Nine Inch Nails
It took two bucks to reignite my love and respect for Nine Inch Nails. That's how much I spent on a copy of their 1999 double album The Fragile at a moving sale on Union Street in Park Slope at the end of this summer. It was a total impulse purchase—I hadn’t listened to any NIN in at least three years, and even then it was a one-time only spin of Year Zero before I filed it away in my library. I ripped The Fragile into my iTunes and listened to it all the way through on a lengthier-than-expected trip from my house out to the U.S. Open on the Friday of Labor Day weekend. And it blew my mind. It was perfect for an overcast, kind of steamy day filled with slow moving F and 7 trains. The following day I ordered three used Nine Inch Nails discs through Amazon and downloaded The Slip, which Trent Reznor gave away for free in 2008.
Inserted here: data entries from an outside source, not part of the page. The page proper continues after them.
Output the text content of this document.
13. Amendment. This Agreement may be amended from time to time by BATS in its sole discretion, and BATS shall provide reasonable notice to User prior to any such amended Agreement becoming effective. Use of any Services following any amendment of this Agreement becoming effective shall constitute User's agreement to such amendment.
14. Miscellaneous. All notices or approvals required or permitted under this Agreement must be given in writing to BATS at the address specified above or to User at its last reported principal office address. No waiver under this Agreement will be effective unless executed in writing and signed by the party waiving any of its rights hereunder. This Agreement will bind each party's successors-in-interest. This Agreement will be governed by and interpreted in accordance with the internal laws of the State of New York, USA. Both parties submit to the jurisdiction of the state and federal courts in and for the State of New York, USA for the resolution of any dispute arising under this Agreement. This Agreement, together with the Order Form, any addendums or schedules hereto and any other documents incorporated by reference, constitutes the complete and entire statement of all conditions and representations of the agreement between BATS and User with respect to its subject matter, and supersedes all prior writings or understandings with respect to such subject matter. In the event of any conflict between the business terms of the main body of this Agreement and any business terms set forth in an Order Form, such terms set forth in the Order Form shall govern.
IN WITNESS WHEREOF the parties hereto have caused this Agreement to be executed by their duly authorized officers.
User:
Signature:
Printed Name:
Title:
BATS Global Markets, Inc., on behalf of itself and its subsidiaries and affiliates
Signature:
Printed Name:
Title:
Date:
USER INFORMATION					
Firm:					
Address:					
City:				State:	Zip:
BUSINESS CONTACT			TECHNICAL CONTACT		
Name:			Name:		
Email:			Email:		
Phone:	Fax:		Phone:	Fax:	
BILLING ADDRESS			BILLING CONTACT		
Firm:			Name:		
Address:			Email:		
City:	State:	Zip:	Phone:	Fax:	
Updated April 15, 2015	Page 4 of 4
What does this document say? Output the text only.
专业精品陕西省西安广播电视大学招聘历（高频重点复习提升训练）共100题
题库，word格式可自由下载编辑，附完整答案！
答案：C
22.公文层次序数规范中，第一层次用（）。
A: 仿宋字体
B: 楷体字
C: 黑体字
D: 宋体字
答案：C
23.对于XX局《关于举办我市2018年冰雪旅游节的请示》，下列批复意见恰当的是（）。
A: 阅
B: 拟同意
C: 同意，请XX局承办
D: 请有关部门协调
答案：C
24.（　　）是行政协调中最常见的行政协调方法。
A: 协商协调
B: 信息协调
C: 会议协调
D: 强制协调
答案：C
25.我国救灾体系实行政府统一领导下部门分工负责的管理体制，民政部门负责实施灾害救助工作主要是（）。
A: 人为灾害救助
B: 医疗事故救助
I’ve always been amazed I ended up liking Nine Inch Nails. When Pretty Hate Machine was released in 1989 I lumped the band in with all the other goth/industrial dance acts that the guys and gals that wore black played with a righteous fervor at WICB. It was the 1992 Broken EP that won me over because a) it rocked and b) I finally could get the angst and rage that Reznor was spitting out in his lyrics. With a much more discerning ear 18 years later, it's not Reznor’s words that hook me in songs like “Wish” or “Happiness in Slavery,” but the pure wall of noise that he's painstakingly constructed that gets down into my very core. Sometimes all that racket sounds almost joyful to me, like Trent was having fun making these crazy layered noises. I started jogging again this year and the NIN playlist I assembled on my iPod might be the best thing on there to get the blood flowing.
Of course, getting into a band again a year after their frontman decides he doesn’t want to tour any more and is going to devote himself to other projects? Why yes, that is excellent timing, thanks.